I won't go into how this works, but you can look it up yourself. It's really not very complicated. You end up with a single channel luminance (brightness) image and a 3 channel (which I guess you could compress to a 2 channel encoding if you really cared) chrominance (color) image.

"Squash" Luminance

Here's where things get a bit finicky. First, since human perception of light is logarithmic, we can't just divide all of the luminance values by some constant to get them within normal image pixel range. If we did that, we would end up with a nearly entirely black image with a few white areas. Instead, we take the logarithm of all of our pixel values and operate on this. Note that we start with pixel values in the range [0,1+], which means we need to add a tiny value like 0.001 to every pixel so we don't take the logarithm of zero, which means after taking the log, we get values starting at some small negative number like -5, and up to the logarithm of our highest value pixel, which will be greater than 1. After all of our messing around, we will want to exponentiate our values again and end up between 0 and 1, which means we somehow want all our logarithm values to be less than or equal to 0.

Now, we want to reduce the range of our values, so we might naively divide our values by whatever "squashing" constant we want. This kind of works, but causes all of our details in the image to become much less sharp. One trick that normal HDR programs do is to separate low frequencies (which you can get by blurring the luminance) from high frequencies (subtract the blurred luminance from total luminance), and only squash the low frequencies. This works fine for landscape HDRs and the like, but take a look at the tone curve of the logarithm of the luminance:

It's a bit hard to see, but the two little tick marks at the bottom are at the values -1 and 0. This means the vast majority of pixels are at an acceptable value below 0. All we need to do is move all of the pixels above 0 to slightly under 0. I just fiddled with mathematical functions until finding something I liked:

We apply this function to all the luminance values, and then we add the high frequency of the luminance times some small constant to make sure we don't lose details. Technically this means some pixel values might once again be greater than 0, but if that's the case we just make them fully white. There weren't enough of those to be an issue.

Finally, we recombine with chrominance.

Regamma

This time, we raise everything by a power of 1/2.2.

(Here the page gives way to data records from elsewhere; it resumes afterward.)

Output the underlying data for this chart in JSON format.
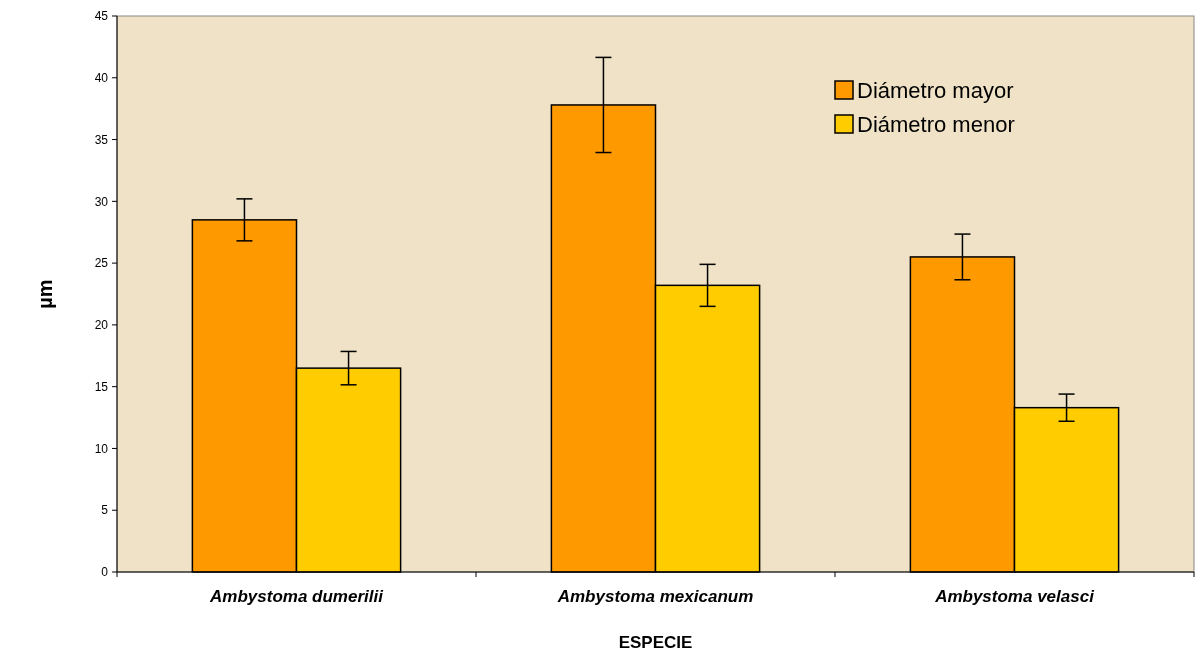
{
  "chart_data": {
    "type": "bar",
    "xlabel": "ESPECIE",
    "ylabel": "µm",
    "categories": [
      "Ambystoma dumerilii",
      "Ambystoma mexicanum",
      "Ambystoma velasci"
    ],
    "series": [
      {
        "name": "Diámetro mayor",
        "color": "#ff9900",
        "values": [
          28.5,
          37.8,
          25.5
        ],
        "errors": [
          1.7,
          3.85,
          1.85
        ]
      },
      {
        "name": "Diámetro menor",
        "color": "#ffcc00",
        "values": [
          16.5,
          23.2,
          13.3
        ],
        "errors": [
          1.35,
          1.7,
          1.1
        ]
      }
    ],
    "ylim": [
      0,
      45
    ],
    "yticks": [
      0,
      5,
      10,
      15,
      20,
      25,
      30,
      35,
      40,
      45
    ],
    "grid": false,
    "legend": "top right"
  }
}
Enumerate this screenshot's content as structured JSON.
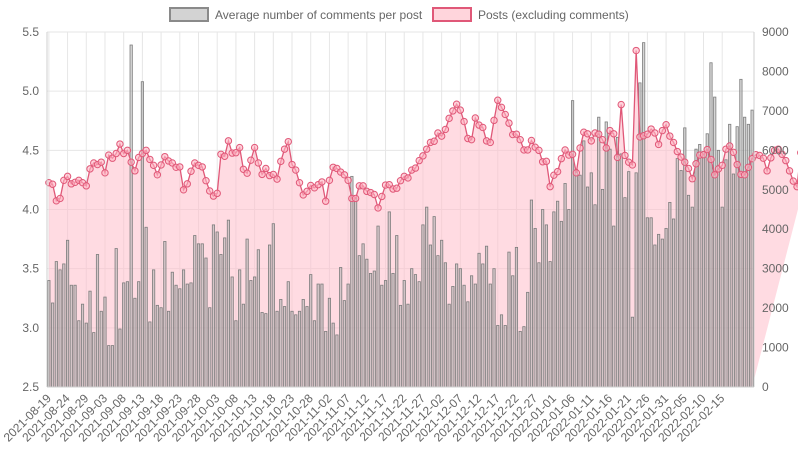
{
  "chart_data": {
    "type": "bar",
    "legend": [
      {
        "name": "Average number of comments per post",
        "fill": "#d3d3d3",
        "stroke": "#8a8a8a"
      },
      {
        "name": "Posts (excluding comments)",
        "fill": "#ffd5dc",
        "stroke": "#e05878"
      }
    ],
    "legend_position": "top-center",
    "x_start": "2021-08-19",
    "x_end": "2022-02-16",
    "x_tick_labels": [
      "2021-08-19",
      "2021-08-24",
      "2021-08-29",
      "2021-09-03",
      "2021-09-08",
      "2021-09-13",
      "2021-09-18",
      "2021-09-23",
      "2021-09-28",
      "2021-10-03",
      "2021-10-08",
      "2021-10-13",
      "2021-10-18",
      "2021-10-23",
      "2021-10-28",
      "2021-11-02",
      "2021-11-07",
      "2021-11-12",
      "2021-11-17",
      "2021-11-22",
      "2021-11-27",
      "2021-12-02",
      "2021-12-07",
      "2021-12-12",
      "2021-12-17",
      "2021-12-22",
      "2021-12-27",
      "2022-01-01",
      "2022-01-06",
      "2022-01-11",
      "2022-01-16",
      "2022-01-21",
      "2022-01-26",
      "2022-01-31",
      "2022-02-05",
      "2022-02-10",
      "2022-02-15"
    ],
    "y_left": {
      "min": 2.5,
      "max": 5.5,
      "ticks": [
        "2.5",
        "3.0",
        "3.5",
        "4.0",
        "4.5",
        "5.0",
        "5.5"
      ]
    },
    "y_right": {
      "min": 0,
      "max": 9000,
      "ticks": [
        "0",
        "1000",
        "2000",
        "3000",
        "4000",
        "5000",
        "6000",
        "7000",
        "8000",
        "9000"
      ]
    },
    "grid": true,
    "series": [
      {
        "name": "Average number of comments per post",
        "axis": "left",
        "type": "bar",
        "values": [
          3.4,
          3.21,
          3.56,
          3.49,
          3.54,
          3.74,
          3.36,
          3.36,
          3.06,
          3.2,
          3.04,
          3.31,
          2.96,
          3.62,
          3.14,
          3.26,
          2.85,
          2.85,
          3.67,
          2.99,
          3.38,
          3.39,
          5.39,
          3.25,
          3.39,
          5.08,
          3.85,
          3.05,
          3.49,
          3.19,
          3.17,
          3.73,
          3.14,
          3.47,
          3.36,
          3.33,
          3.49,
          3.37,
          3.38,
          3.78,
          3.71,
          3.71,
          3.59,
          3.17,
          3.87,
          3.81,
          3.62,
          3.76,
          3.91,
          3.43,
          3.06,
          3.49,
          3.2,
          3.75,
          3.4,
          3.43,
          3.66,
          3.13,
          3.12,
          3.7,
          3.88,
          3.14,
          3.24,
          3.18,
          3.39,
          3.14,
          3.11,
          3.14,
          3.24,
          3.18,
          3.45,
          3.06,
          3.37,
          3.37,
          2.97,
          3.25,
          3.04,
          2.94,
          3.51,
          3.23,
          3.37,
          4.28,
          4.1,
          3.61,
          3.71,
          3.58,
          3.46,
          3.48,
          3.86,
          3.36,
          3.4,
          3.98,
          3.46,
          3.78,
          3.19,
          3.4,
          3.2,
          3.5,
          3.45,
          3.39,
          3.87,
          4.02,
          3.7,
          3.94,
          3.61,
          3.74,
          3.55,
          3.2,
          3.35,
          3.54,
          3.5,
          3.36,
          3.22,
          3.44,
          3.37,
          3.63,
          3.54,
          3.69,
          3.37,
          3.5,
          3.02,
          3.11,
          3.02,
          3.64,
          3.44,
          3.68,
          2.97,
          3.01,
          3.3,
          4.08,
          3.84,
          3.55,
          4.0,
          3.87,
          3.56,
          3.98,
          4.07,
          3.9,
          4.22,
          4.0,
          4.92,
          4.34,
          4.29,
          4.58,
          4.19,
          4.31,
          4.04,
          4.78,
          4.17,
          4.74,
          4.51,
          3.86,
          4.61,
          4.47,
          4.1,
          4.32,
          3.09,
          4.31,
          5.07,
          5.41,
          3.93,
          3.93,
          3.7,
          3.79,
          3.75,
          3.84,
          4.06,
          3.92,
          4.43,
          4.33,
          4.69,
          4.12,
          4.02,
          4.51,
          4.55,
          4.49,
          4.64,
          5.24,
          4.95,
          4.5,
          4.02,
          4.42,
          4.72,
          4.3,
          4.7,
          5.1,
          4.78,
          4.72,
          4.84
        ]
      },
      {
        "name": "Posts (excluding comments)",
        "axis": "right",
        "type": "area",
        "values": [
          5180,
          5140,
          4720,
          4780,
          5240,
          5340,
          5150,
          5190,
          5240,
          5180,
          5100,
          5530,
          5680,
          5640,
          5700,
          5430,
          5880,
          5800,
          5920,
          6160,
          5920,
          6000,
          5700,
          5480,
          5820,
          5920,
          6000,
          5770,
          5620,
          5380,
          5630,
          5840,
          5730,
          5680,
          5570,
          5580,
          5000,
          5150,
          5470,
          5680,
          5620,
          5580,
          5230,
          4970,
          4840,
          4910,
          5900,
          5850,
          6240,
          5930,
          5940,
          6070,
          5520,
          5420,
          5750,
          6070,
          5680,
          5390,
          5540,
          5360,
          5390,
          5270,
          5720,
          6030,
          6220,
          5640,
          5500,
          5180,
          4870,
          4960,
          5110,
          5050,
          5130,
          5200,
          4710,
          5240,
          5570,
          5540,
          5450,
          5380,
          5240,
          4780,
          4780,
          5100,
          5100,
          4960,
          4930,
          4880,
          4540,
          4830,
          5120,
          5130,
          5020,
          5040,
          5230,
          5340,
          5300,
          5500,
          5550,
          5740,
          5860,
          6030,
          6200,
          6230,
          6440,
          6360,
          6530,
          6810,
          7000,
          7170,
          7020,
          6730,
          6300,
          6270,
          6820,
          6640,
          6580,
          6240,
          6200,
          6760,
          7270,
          7090,
          6910,
          6690,
          6400,
          6410,
          6270,
          6010,
          6010,
          6250,
          6080,
          6000,
          5710,
          5720,
          5080,
          5370,
          5460,
          5790,
          6010,
          5880,
          5900,
          5430,
          6060,
          6460,
          6420,
          6240,
          6440,
          6410,
          6270,
          6060,
          6500,
          6420,
          5820,
          7160,
          5870,
          5700,
          5630,
          8530,
          6340,
          6370,
          6410,
          6540,
          6440,
          6150,
          6500,
          6650,
          6360,
          6200,
          5970,
          5830,
          5700,
          5540,
          5280,
          5660,
          5880,
          5890,
          6020,
          5770,
          5380,
          5530,
          5620,
          6030,
          6110,
          5950,
          5640,
          5390,
          5380,
          5570,
          5790,
          5890,
          5870,
          5800,
          5480,
          5810,
          6000,
          6030,
          5900,
          5740,
          5480,
          5220,
          5080,
          5940,
          6010,
          6120,
          5880
        ]
      }
    ]
  }
}
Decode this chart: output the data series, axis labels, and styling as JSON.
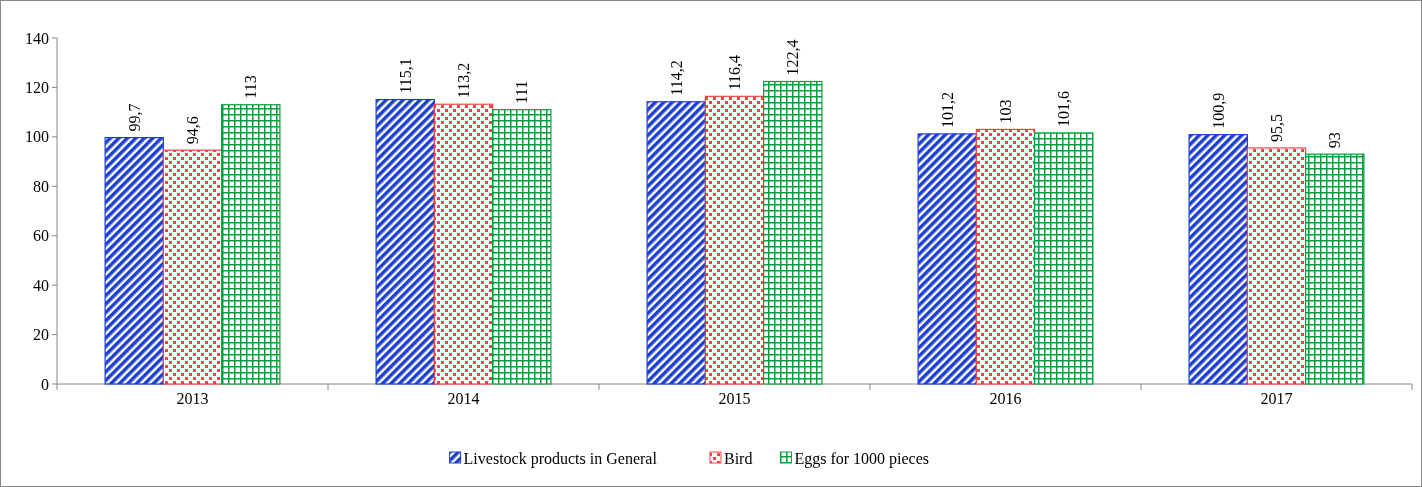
{
  "chart_data": {
    "type": "bar",
    "categories": [
      "2013",
      "2014",
      "2015",
      "2016",
      "2017"
    ],
    "series": [
      {
        "name": "Livestock products in General",
        "color": "#1f3fcf",
        "values": [
          99.7,
          115.1,
          114.2,
          101.2,
          100.9
        ],
        "value_labels": [
          "99,7",
          "115,1",
          "114,2",
          "101,2",
          "100,9"
        ]
      },
      {
        "name": "Bird",
        "color": "#ff4040",
        "values": [
          94.6,
          113.2,
          116.4,
          103,
          95.5
        ],
        "value_labels": [
          "94,6",
          "113,2",
          "116,4",
          "103",
          "95,5"
        ]
      },
      {
        "name": "Eggs for 1000 pieces",
        "color": "#00a040",
        "values": [
          113,
          111,
          122.4,
          101.6,
          93
        ],
        "value_labels": [
          "113",
          "111",
          "122,4",
          "101,6",
          "93"
        ]
      }
    ],
    "ylim": [
      0,
      140
    ],
    "yticks": [
      0,
      20,
      40,
      60,
      80,
      100,
      120,
      140
    ],
    "grid": false,
    "legend": "bottom"
  }
}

And a final homography to align the doorway with the frame:

Other Remarks

Some people online say you need an odd number of photos to do HDR, and that the "middle" photo (in terms of exposure) needs to be the one that captures the bulk of the scene, the midtones, etc. Just from thinking about the process we did to perform HDR, this is clearly false. This approach would work just as well with any number (greater than 1) of photos, and the important thing is that you have at least one shot with the correct exposure for each part of the image that you want to be visible in the final HDR composite. If you want to leave the shadows shadowy, there's no need to take a high exposure shot, for example. The one thing you do need to be careful about is that there needs to be enough overlap between different exposure levels that you are able to get smooth transitions between dark and light areas, and in the case where you are not shooting in RAW, that you can calculate the exposure ratios between images in the first place.
Image alignment was a pain because I had to write down all of the pixel coordinates that I wanted in each image. It would be nice to have a feature where I can zoom in to each shot and pick some points and it does all the writing down of pixel values and then the homography for me. I wish Luminance HDR had something like this, instead of their auto alignment tool that only half works (though I can't complain, it is free and open source, and I tried writing a better algorithm without success.).
Most of my problems came from the fact that the pictures weren't properly aligned. If you want to make HDR photos but only have a low quality phone camera, I cannot recommend enough to at least prop it on something. When my friend was taking the photos, they already knew how difficult it would be to realign them, and yet they had the hubris to think they could hold my phone steady enough.